Document Processing in the Consolidation Server

The following diagram gives a detailed view of document processing in the Consolidation Server.

See Also
How the Consolidation Server Fits into Exalead CloudView
Processor Action Context
Control the Processing


At the top level, connectors send documents to the Consolidation Server. The PushAPI Server receives them and first pass them to the Consolidated Document Identifier Holder (CDIH), which assigns them unique IDs.

Note: If we send a delete order for a particular document that the CDIH does not know, the order does not even proceed to the transformation processors. This is the case for the document depicted in black in the picture.

For each transformation thread, the PushAPI Server then dispatches them to a list of transformation threads. In the processing chain of one transformation thread, a document tries to be applied on all defined processors (here 4 in the diagram, 1 <= TPi <= 4). We say "try" since, as we will see later, you can associate a processor code to a particular document type hierarchy. As a result, some processors are skipped (colored in orange) and others are selected (colored in green) depending on the document type. For more information, see Processor Type Inheritance and Runtime Selection.

At execution time, once the document is transmitted to a transformation processor, it is then automatically passed to the next available and valid processor... unless told otherwise (using a discard call). This the case, for example, for the processor highlighted in red where the document is not transmitted to the next phase (either next processor or here the Consolidation Store). Clearly when making such decision, this document does not participate to the Aggregation Phase.

The Consolidation Store stores all the documents pushed to it as well as the potential relationships created at the transformation phase.

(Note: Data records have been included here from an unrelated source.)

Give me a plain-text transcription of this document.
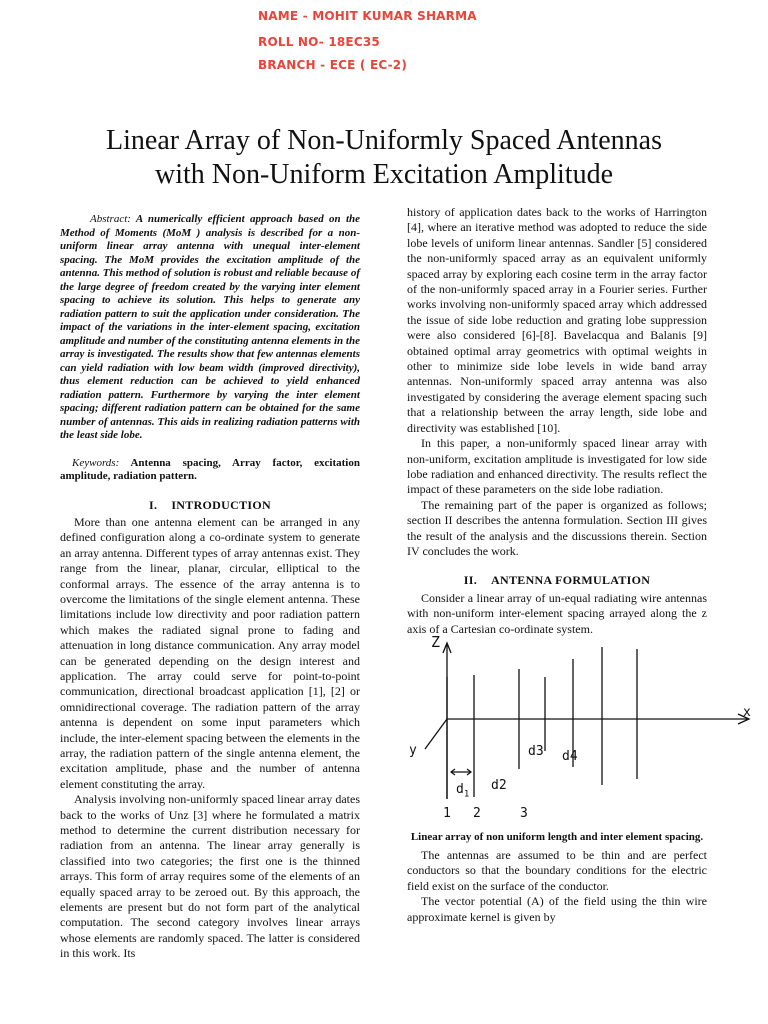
NAME - MOHIT KUMAR SHARMA
ROLL NO- 18EC35
BRANCH - ECE ( EC-2)
Linear Array of Non-Uniformly Spaced Antennas
with Non-Uniform Excitation Amplitude

Abstract: A numerically efficient approach based on the Method of Moments (MoM ) analysis is described for a non-uniform linear array antenna with unequal inter-element spacing. The MoM provides the excitation amplitude of the antenna. This method of solution is robust and reliable because of the large degree of freedom created by the varying inter element spacing to achieve its solution. This helps to generate any radiation pattern to suit the application under consideration. The impact of the variations in the inter-element spacing, excitation amplitude and number of the constituting antenna elements in the array is investigated. The results show that few antennas elements can yield radiation with low beam width (improved directivity), thus element reduction can be achieved to yield enhanced radiation pattern. Furthermore by varying the inter element spacing; different radiation pattern can be obtained for the same number of antennas. This aids in realizing radiation patterns with the least side lobe.

Keywords: Antenna spacing, Array factor, excitation amplitude, radiation pattern.

I. INTRODUCTION

More than one antenna element can be arranged in any defined configuration along a co-ordinate system to generate an array antenna. Different types of array antennas exist. They range from the linear, planar, circular, elliptical to the conformal arrays. The essence of the array antenna is to overcome the limitations of the single element antenna. These limitations include low directivity and poor radiation pattern which makes the radiated signal prone to fading and attenuation in long distance communication. Any array model can be generated depending on the design interest and application. The array could serve for point-to-point communication, directional broadcast application [1], [2] or omnidirectional coverage. The radiation pattern of the array antenna is dependent on some input parameters which include, the inter-element spacing between the elements in the array, the radiation pattern of the single antenna element, the excitation amplitude, phase and the number of antenna element constituting the array.

Analysis involving non-uniformly spaced linear array dates back to the works of Unz [3] where he formulated a matrix method to determine the current distribution necessary for radiation from an antenna. The linear array generally is classified into two categories; the first one is the thinned arrays. This form of array requires some of the elements of an equally spaced array to be zeroed out. By this approach, the elements are present but do not form part of the analytical computation. The second category involves linear arrays whose elements are randomly spaced. The latter is considered in this work. Its

history of application dates back to the works of Harrington [4], where an iterative method was adopted to reduce the side lobe levels of uniform linear antennas. Sandler [5] considered the non-uniformly spaced array as an equivalent uniformly spaced array by exploring each cosine term in the array factor of the non-uniformly spaced array in a Fourier series. Further works involving non-uniformly spaced array which addressed the issue of side lobe reduction and grating lobe suppression were also considered [6]-[8]. Bavelacqua and Balanis [9] obtained optimal array geometrics with optimal weights in other to minimize side lobe levels in wide band array antennas. Non-uniformly spaced array antenna was also investigated by considering the average element spacing such that a relationship between the array length, side lobe and directivity was established [10].

In this paper, a non-uniformly spaced linear array with non-uniform, excitation amplitude is investigated for low side lobe radiation and enhanced directivity. The results reflect the impact of these parameters on the side lobe radiation.

The remaining part of the paper is organized as follows; section II describes the antenna formulation. Section III gives the result of the analysis and the discussions therein. Section IV concludes the work.

II. ANTENNA FORMULATION

Consider a linear array of un-equal radiating wire antennas with non-uniform inter-element spacing arrayed along the z axis of a Cartesian co-ordinate system.

Z
x
y
$d_1$
d2
d3 d4
1 2	3
Linear array of non uniform length and inter element spacing.

The antennas are assumed to be thin and are perfect conductors so that the boundary conditions for the electric field exist on the surface of the conductor.

The vector potential (A) of the field using the thin wire approximate kernel is given by
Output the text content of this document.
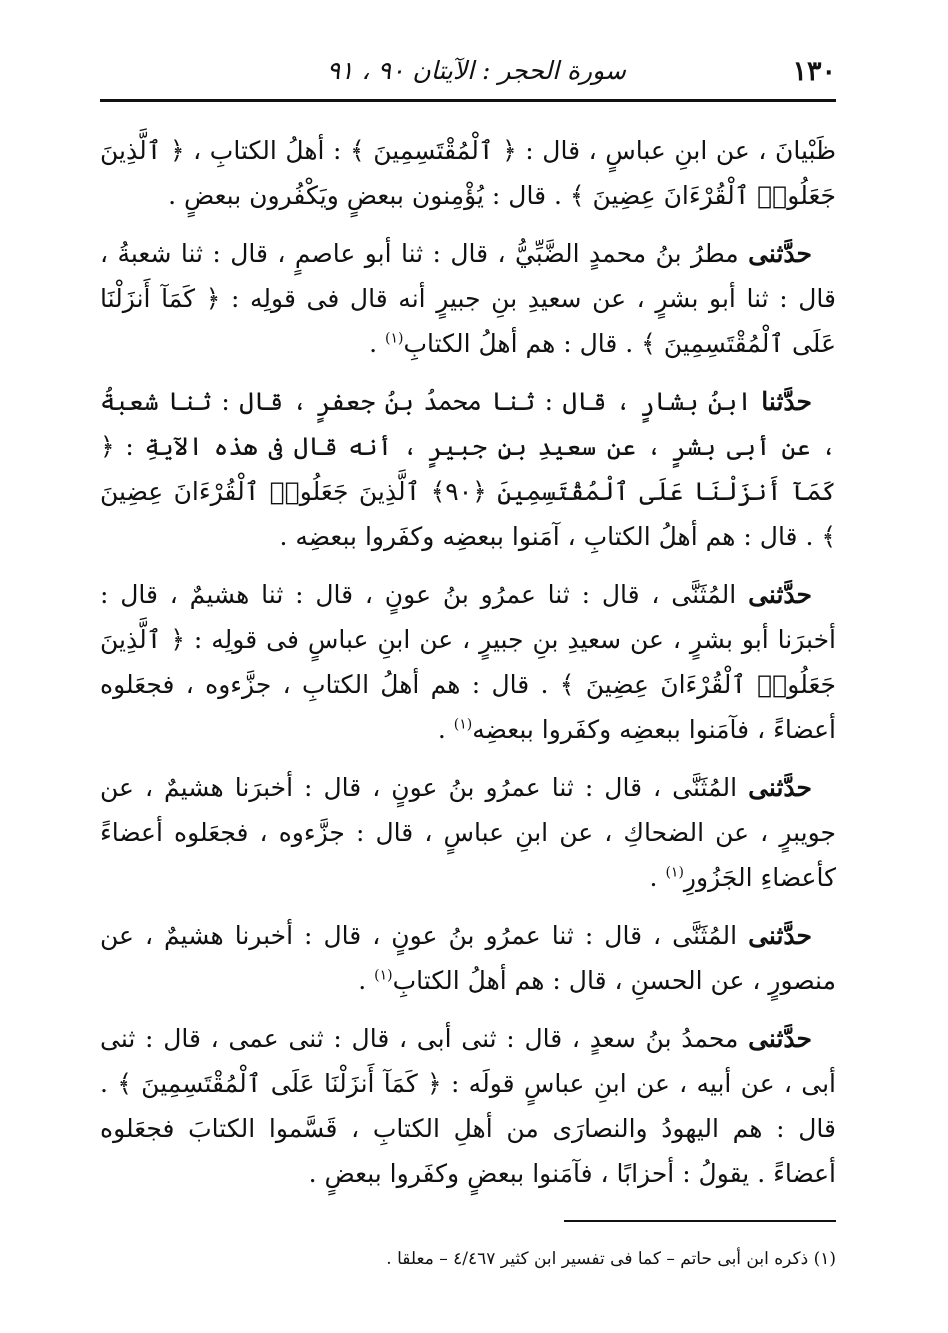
١٣٠
سورة الحجر : الآيتان ٩٠ ، ٩١

ظَبْيانَ ، عن ابنِ عباسٍ ، قال : ﴿ ٱلْمُقْتَسِمِينَ ﴾ : أهلُ الكتابِ ، ﴿ ٱلَّذِينَ جَعَلُوا۟ ٱلْقُرْءَانَ عِضِينَ ﴾ . قال : يُؤْمِنون ببعضٍ ويَكْفُرون ببعضٍ .

حدَّثنى مطرُ بنُ محمدٍ الضَّبِّيُّ ، قال : ثنا أبو عاصمٍ ، قال : ثنا شعبةُ ، قال : ثنا أبو بشرٍ ، عن سعيدِ بنِ جبيرٍ أنه قال فى قولِه : ﴿ كَمَآ أَنزَلْنَا عَلَى ٱلْمُقْتَسِمِينَ ﴾ . قال : هم أهلُ الكتابِ$^{(١)}$ .

حدَّثنا ابنُ بشارٍ ، قال : ثنا محمدُ بنُ جعفرٍ ، قال : ثنا شعبةُ ، عن أبى بشرٍ ، عن سعيدِ بنِ جبيرٍ ، أنه قال فى هذه الآيةِ : ﴿ كَمَآ أَنزَلْنَا عَلَى ٱلْمُقْتَسِمِينَ ﴿٩٠﴾ ٱلَّذِينَ جَعَلُوا۟ ٱلْقُرْءَانَ عِضِينَ ﴾ . قال : هم أهلُ الكتابِ ، آمَنوا ببعضِه وكفَروا ببعضِه .

حدَّثنى المُثَنَّى ، قال : ثنا عمرُو بنُ عونٍ ، قال : ثنا هشيمٌ ، قال : أخبرَنا أبو بشرٍ ، عن سعيدِ بنِ جبيرٍ ، عن ابنِ عباسٍ فى قولِه : ﴿ ٱلَّذِينَ جَعَلُوا۟ ٱلْقُرْءَانَ عِضِينَ ﴾ . قال : هم أهلُ الكتابِ ، جزَّءوه ، فجعَلوه أعضاءً ، فآمَنوا ببعضِه وكفَروا ببعضِه$^{(١)}$ .

حدَّثنى المُثَنَّى ، قال : ثنا عمرُو بنُ عونٍ ، قال : أخبرَنا هشيمٌ ، عن جويبرٍ ، عن الضحاكِ ، عن ابنِ عباسٍ ، قال : جزَّءوه ، فجعَلوه أعضاءً كأعضاءِ الجَزُورِ$^{(١)}$ .

حدَّثنى المُثَنَّى ، قال : ثنا عمرُو بنُ عونٍ ، قال : أخبرنا هشيمٌ ، عن منصورٍ ، عن الحسنِ ، قال : هم أهلُ الكتابِ$^{(١)}$ .

حدَّثنى محمدُ بنُ سعدٍ ، قال : ثنى أبى ، قال : ثنى عمى ، قال : ثنى أبى ، عن أبيه ، عن ابنِ عباسٍ قولَه : ﴿ كَمَآ أَنزَلْنَا عَلَى ٱلْمُقْتَسِمِينَ ﴾ . قال : هم اليهودُ والنصارَى من أهلِ الكتابِ ، قَسَّموا الكتابَ فجعَلوه أعضاءً . يقولُ : أحزابًا ، فآمَنوا ببعضٍ وكفَروا ببعضٍ .

(١) ذكره ابن أبى حاتم – كما فى تفسير ابن كثير ٤/٤٦٧ – معلقا .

Once some documents are available in the Store, the aggregation phase can start, independently of the transformation phase. So, the transformation and aggregation phases are performed in parallel. And similarly to the transformation phase, the aggregation is concurrently applied using a number of threads defined at configuration time. The logic of selection and processing is then totally similar to the one described for the transformation. The difference is that in this phase:

  1. We execute aggregation processors (here 4, 1 <= APi <= 4),
  2. Then documents are passed to the forward rules handler,
  3. The forward rules handler ultimately route (or not) consolidated documents to the Indexing Servers or to other Consolidation Servers.